Prière

Si cette nuit doit être la dernière que je passe avec moi, faites Votre possible pour ne pas nous séparer.

Que Votre mémoire, au moins, nous garde réunis, bien que nous ne soyons pas plus mémorables que les autres.

Et si Vous n’avez pas de mémoire à proprement parler, faites que nous soyons quelque part ensemble, si tant est qu’il soit encore décent de parler d’espace sans rougir.

C’est le sentiment d’éternité que j’ai partagé avec moi pendant toute ma vie qui me fait oser cette prière.

Nous ne savons pas d’où vient ce sentiment liquide, s’il est menteur ou non. Peut-être l’avons-nous attrapé machinalement, comme la manie de se réveiller le matin. Peut-être l’avons-nous inventé, croyant le découvrir.

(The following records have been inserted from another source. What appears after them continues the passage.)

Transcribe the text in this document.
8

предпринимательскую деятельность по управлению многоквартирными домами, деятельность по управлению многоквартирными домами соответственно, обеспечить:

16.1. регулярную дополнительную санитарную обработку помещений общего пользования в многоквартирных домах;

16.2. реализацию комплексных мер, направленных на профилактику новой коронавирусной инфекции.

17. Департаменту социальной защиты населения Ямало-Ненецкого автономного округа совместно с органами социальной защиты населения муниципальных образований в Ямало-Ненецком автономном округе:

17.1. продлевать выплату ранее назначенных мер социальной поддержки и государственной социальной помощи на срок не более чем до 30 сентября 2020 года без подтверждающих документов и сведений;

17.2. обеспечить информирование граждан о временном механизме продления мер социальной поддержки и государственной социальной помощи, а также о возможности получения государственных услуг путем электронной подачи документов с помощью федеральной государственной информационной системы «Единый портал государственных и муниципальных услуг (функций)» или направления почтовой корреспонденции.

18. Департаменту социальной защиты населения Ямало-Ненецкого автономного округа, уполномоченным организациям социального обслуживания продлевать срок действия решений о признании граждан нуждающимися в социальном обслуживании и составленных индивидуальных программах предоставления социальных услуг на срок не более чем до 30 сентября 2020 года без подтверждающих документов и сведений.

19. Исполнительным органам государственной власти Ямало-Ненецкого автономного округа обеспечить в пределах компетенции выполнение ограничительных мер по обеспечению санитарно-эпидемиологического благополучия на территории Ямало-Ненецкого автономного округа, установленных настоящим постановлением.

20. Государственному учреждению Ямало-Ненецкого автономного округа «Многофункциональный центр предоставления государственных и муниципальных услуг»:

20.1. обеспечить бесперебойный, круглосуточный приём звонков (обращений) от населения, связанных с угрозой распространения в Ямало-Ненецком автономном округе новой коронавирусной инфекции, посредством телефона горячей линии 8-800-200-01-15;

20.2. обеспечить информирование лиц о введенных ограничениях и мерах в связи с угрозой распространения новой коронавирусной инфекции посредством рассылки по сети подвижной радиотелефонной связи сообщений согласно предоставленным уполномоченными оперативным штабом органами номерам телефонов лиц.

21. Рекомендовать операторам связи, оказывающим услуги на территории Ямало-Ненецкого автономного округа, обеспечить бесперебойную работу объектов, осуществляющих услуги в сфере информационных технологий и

A défaut de mémoire et d’espace, pouvons nous compter sur Votre oubli ? Il suffirait de nous laisser tels qu’en nous-mêmes, au cœur même de notre habitude. Il suffirait de suivre la pente pour continuer, sans pieds, sans mains, sans sommeil, sans rien. Mais continuer, tout de même. Vu d’ici cela nous paraît possible et digne d’être essayé, tant notre vertu d’exister est grande – et sans faille.